Qwen/Qwen2.5-VL-32B-Instruct · HF Model has visibly lower performance than chat.qwen.ai

I was using this model for person appearance matching, and I realized that the hf model of "Qwen/Qwen2.5-VL-32B-Instruct" running both on my local environment and on "https://huggingface.co/spaces/Qwen/Qwen2.5-VL-32B-Instruct" have visibly lower performance than if I select "Qwen2.5-VL-32B-Instruct" on chat.qwen.ai. Interestingly, my local inference and "https://huggingface.co/spaces/Qwen/Qwen2.5-VL-32B-Instruct" consistently have the same accuracy. The following is the text prompt, due to compliance requirements I cannot share the images. My current suspicion is that chat.qwen.ai's backend ignores my model selection and quietly uses a different, perhaps the bigger 72B model. Can someone from qwen team confirm this?

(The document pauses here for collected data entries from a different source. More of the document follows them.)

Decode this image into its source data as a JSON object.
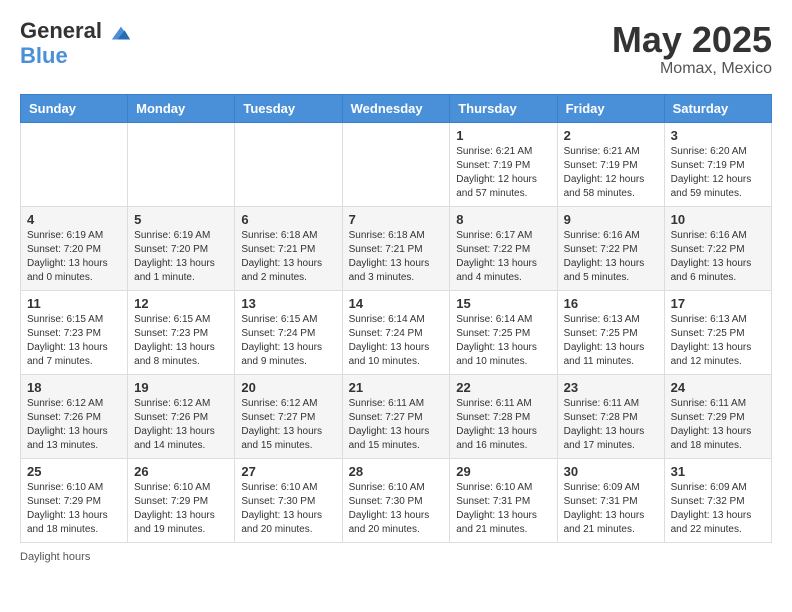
{
  "header": {
    "logo_general": "General",
    "logo_blue": "Blue",
    "month": "May 2025",
    "location": "Momax, Mexico"
  },
  "weekdays": [
    "Sunday",
    "Monday",
    "Tuesday",
    "Wednesday",
    "Thursday",
    "Friday",
    "Saturday"
  ],
  "weeks": [
    [
      {
        "day": "",
        "info": ""
      },
      {
        "day": "",
        "info": ""
      },
      {
        "day": "",
        "info": ""
      },
      {
        "day": "",
        "info": ""
      },
      {
        "day": "1",
        "info": "Sunrise: 6:21 AM\nSunset: 7:19 PM\nDaylight: 12 hours and 57 minutes."
      },
      {
        "day": "2",
        "info": "Sunrise: 6:21 AM\nSunset: 7:19 PM\nDaylight: 12 hours and 58 minutes."
      },
      {
        "day": "3",
        "info": "Sunrise: 6:20 AM\nSunset: 7:19 PM\nDaylight: 12 hours and 59 minutes."
      }
    ],
    [
      {
        "day": "4",
        "info": "Sunrise: 6:19 AM\nSunset: 7:20 PM\nDaylight: 13 hours and 0 minutes."
      },
      {
        "day": "5",
        "info": "Sunrise: 6:19 AM\nSunset: 7:20 PM\nDaylight: 13 hours and 1 minute."
      },
      {
        "day": "6",
        "info": "Sunrise: 6:18 AM\nSunset: 7:21 PM\nDaylight: 13 hours and 2 minutes."
      },
      {
        "day": "7",
        "info": "Sunrise: 6:18 AM\nSunset: 7:21 PM\nDaylight: 13 hours and 3 minutes."
      },
      {
        "day": "8",
        "info": "Sunrise: 6:17 AM\nSunset: 7:22 PM\nDaylight: 13 hours and 4 minutes."
      },
      {
        "day": "9",
        "info": "Sunrise: 6:16 AM\nSunset: 7:22 PM\nDaylight: 13 hours and 5 minutes."
      },
      {
        "day": "10",
        "info": "Sunrise: 6:16 AM\nSunset: 7:22 PM\nDaylight: 13 hours and 6 minutes."
      }
    ],
    [
      {
        "day": "11",
        "info": "Sunrise: 6:15 AM\nSunset: 7:23 PM\nDaylight: 13 hours and 7 minutes."
      },
      {
        "day": "12",
        "info": "Sunrise: 6:15 AM\nSunset: 7:23 PM\nDaylight: 13 hours and 8 minutes."
      },
      {
        "day": "13",
        "info": "Sunrise: 6:15 AM\nSunset: 7:24 PM\nDaylight: 13 hours and 9 minutes."
      },
      {
        "day": "14",
        "info": "Sunrise: 6:14 AM\nSunset: 7:24 PM\nDaylight: 13 hours and 10 minutes."
      },
      {
        "day": "15",
        "info": "Sunrise: 6:14 AM\nSunset: 7:25 PM\nDaylight: 13 hours and 10 minutes."
      },
      {
        "day": "16",
        "info": "Sunrise: 6:13 AM\nSunset: 7:25 PM\nDaylight: 13 hours and 11 minutes."
      },
      {
        "day": "17",
        "info": "Sunrise: 6:13 AM\nSunset: 7:25 PM\nDaylight: 13 hours and 12 minutes."
      }
    ],
    [
      {
        "day": "18",
        "info": "Sunrise: 6:12 AM\nSunset: 7:26 PM\nDaylight: 13 hours and 13 minutes."
      },
      {
        "day": "19",
        "info": "Sunrise: 6:12 AM\nSunset: 7:26 PM\nDaylight: 13 hours and 14 minutes."
      },
      {
        "day": "20",
        "info": "Sunrise: 6:12 AM\nSunset: 7:27 PM\nDaylight: 13 hours and 15 minutes."
      },
      {
        "day": "21",
        "info": "Sunrise: 6:11 AM\nSunset: 7:27 PM\nDaylight: 13 hours and 15 minutes."
      },
      {
        "day": "22",
        "info": "Sunrise: 6:11 AM\nSunset: 7:28 PM\nDaylight: 13 hours and 16 minutes."
      },
      {
        "day": "23",
        "info": "Sunrise: 6:11 AM\nSunset: 7:28 PM\nDaylight: 13 hours and 17 minutes."
      },
      {
        "day": "24",
        "info": "Sunrise: 6:11 AM\nSunset: 7:29 PM\nDaylight: 13 hours and 18 minutes."
      }
    ],
    [
      {
        "day": "25",
        "info": "Sunrise: 6:10 AM\nSunset: 7:29 PM\nDaylight: 13 hours and 18 minutes."
      },
      {
        "day": "26",
        "info": "Sunrise: 6:10 AM\nSunset: 7:29 PM\nDaylight: 13 hours and 19 minutes."
      },
      {
        "day": "27",
        "info": "Sunrise: 6:10 AM\nSunset: 7:30 PM\nDaylight: 13 hours and 20 minutes."
      },
      {
        "day": "28",
        "info": "Sunrise: 6:10 AM\nSunset: 7:30 PM\nDaylight: 13 hours and 20 minutes."
      },
      {
        "day": "29",
        "info": "Sunrise: 6:10 AM\nSunset: 7:31 PM\nDaylight: 13 hours and 21 minutes."
      },
      {
        "day": "30",
        "info": "Sunrise: 6:09 AM\nSunset: 7:31 PM\nDaylight: 13 hours and 21 minutes."
      },
      {
        "day": "31",
        "info": "Sunrise: 6:09 AM\nSunset: 7:32 PM\nDaylight: 13 hours and 22 minutes."
      }
    ]
  ],
  "footer": {
    "daylight_label": "Daylight hours"
  }
}
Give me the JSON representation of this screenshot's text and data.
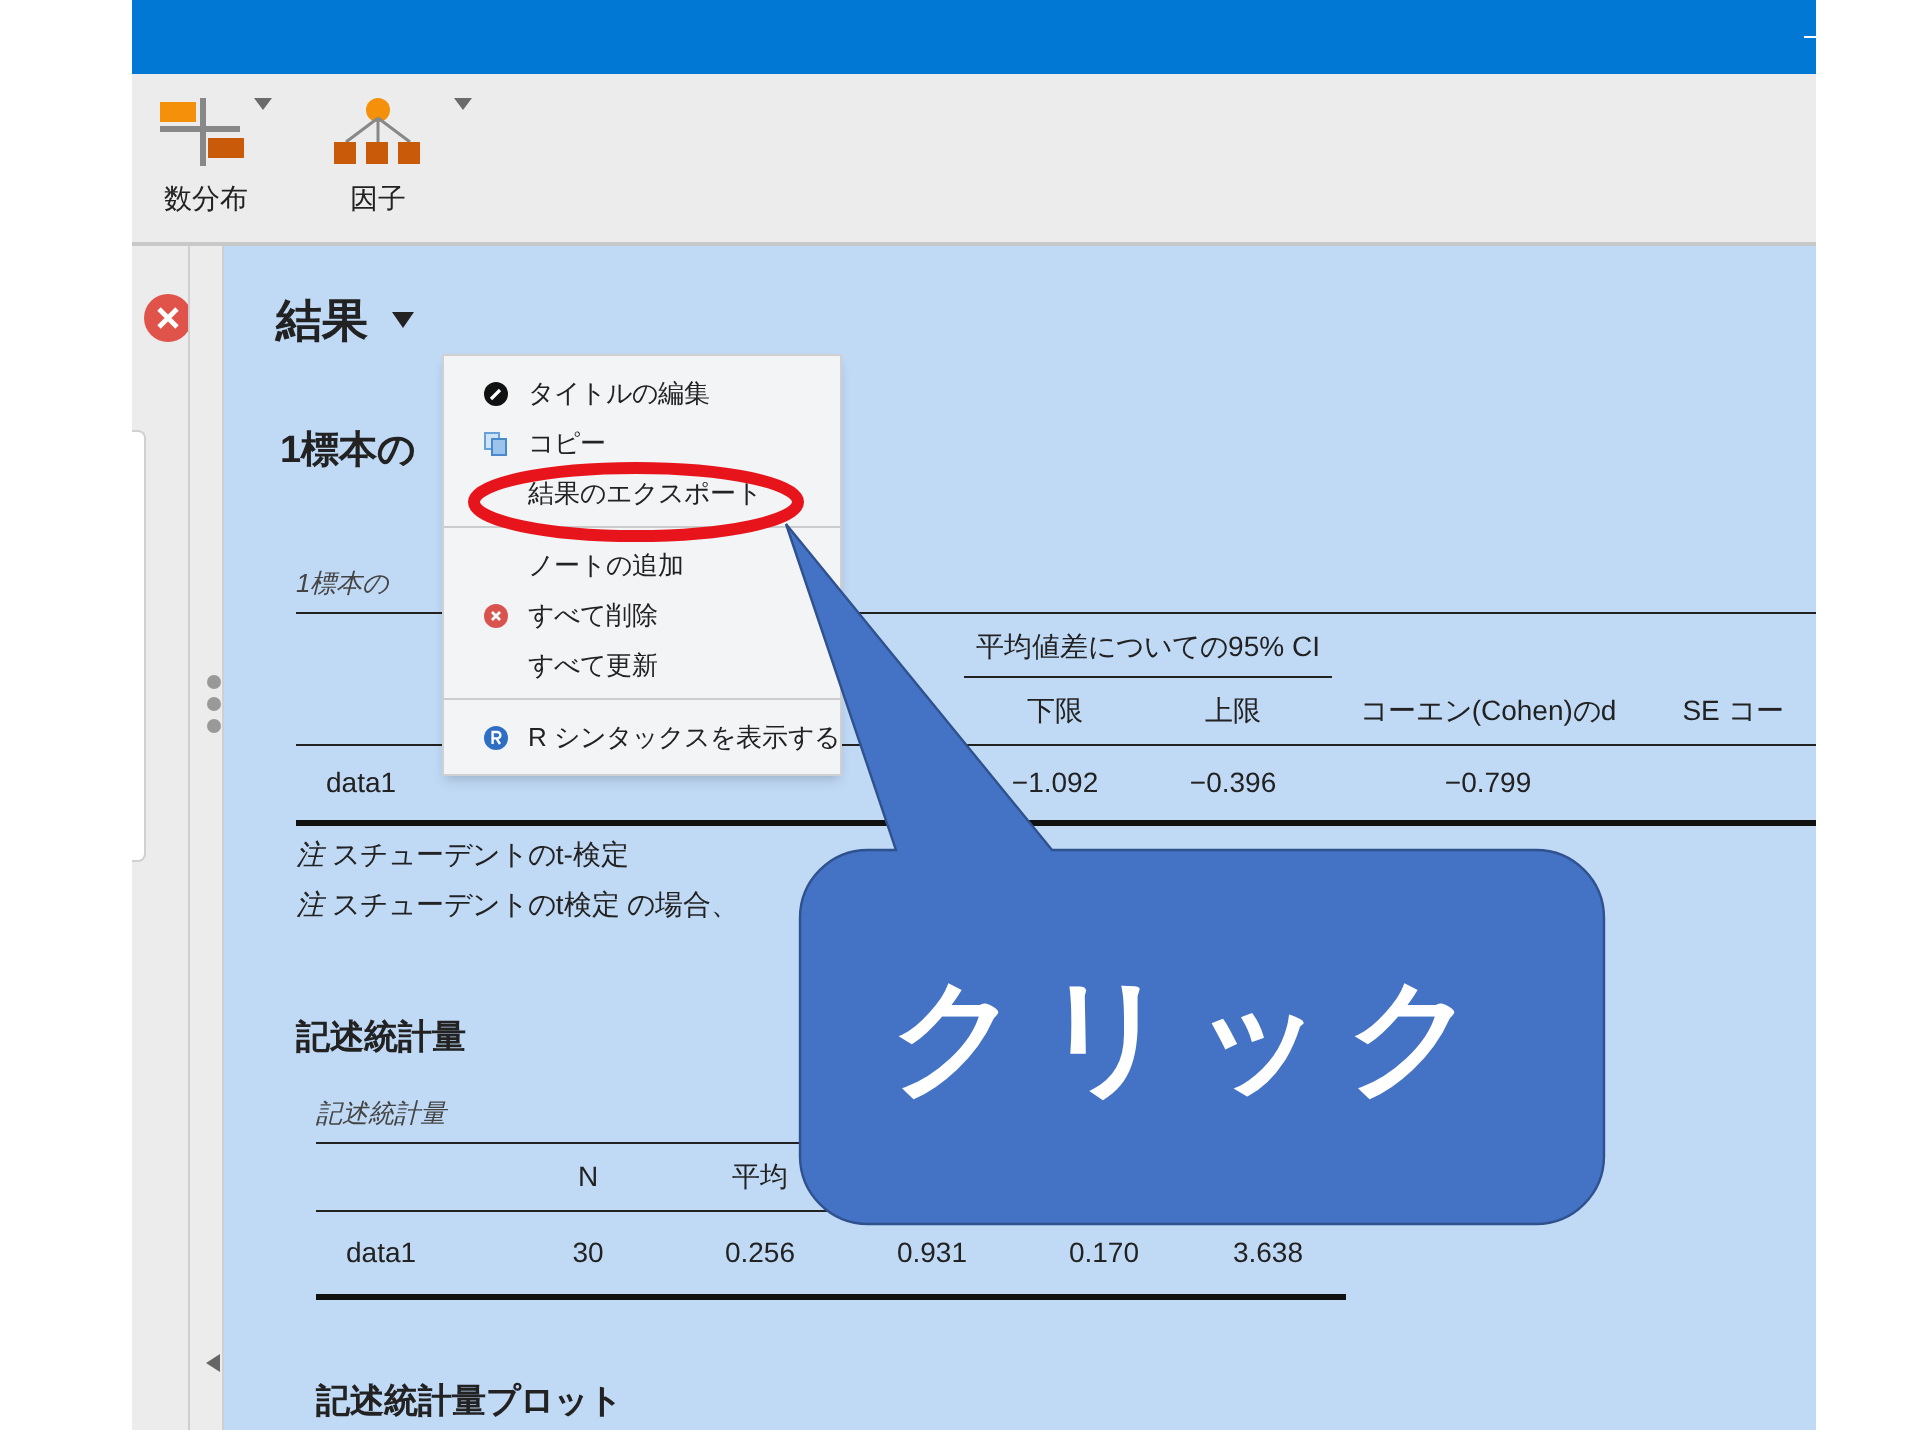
{
  "toolbar": [
    {
      "label": "数分布",
      "kind": "distribution"
    },
    {
      "label": "因子",
      "kind": "factor"
    }
  ],
  "results": {
    "title": "結果",
    "sections": [
      {
        "heading": "1標本の",
        "table": {
          "title": "1標本の",
          "group_header": "平均値差についての95% CI",
          "columns": [
            "下限",
            "上限",
            "コーエン(Cohen)のd",
            "SE コー"
          ],
          "rows": [
            {
              "label": "data1",
              "cells": [
                "−1.092",
                "−0.396",
                "−0.799",
                ""
              ]
            }
          ],
          "notes": [
            {
              "prefix": "注",
              "text": "スチューデントのt-検定"
            },
            {
              "prefix": "注",
              "text": "スチューデントのt検定 の場合、"
            }
          ]
        }
      },
      {
        "heading": "記述統計量",
        "table": {
          "title": "記述統計量",
          "columns": [
            "N",
            "平均",
            "",
            "",
            "",
            ""
          ],
          "rows": [
            {
              "label": "data1",
              "cells": [
                "30",
                "0.256",
                "0.931",
                "0.170",
                "3.638"
              ]
            }
          ]
        }
      },
      {
        "heading": "記述統計量プロット"
      }
    ]
  },
  "context_menu": {
    "groups": [
      [
        {
          "label": "タイトルの編集",
          "kind": "edit"
        },
        {
          "label": "コピー",
          "kind": "copy"
        },
        {
          "label": "結果のエクスポート",
          "kind": "plain",
          "highlighted": true
        }
      ],
      [
        {
          "label": "ノートの追加",
          "kind": "plain"
        },
        {
          "label": "すべて削除",
          "kind": "delete"
        },
        {
          "label": "すべて更新",
          "kind": "plain"
        }
      ],
      [
        {
          "label": "R シンタックスを表示する",
          "kind": "syntax"
        }
      ]
    ]
  },
  "callout": {
    "text": "クリック"
  }
}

Prompt: Based on the appearance of the person in each image, are they likely the same person? You should ignore the background and only focus on the person's appearance, clothing, etc. If their clothing is visibly different, they are not the same person. Your output should be a score from 0 to 10, where 0 means definitely not the same person and 10 means definitely the same person. Please only output the score.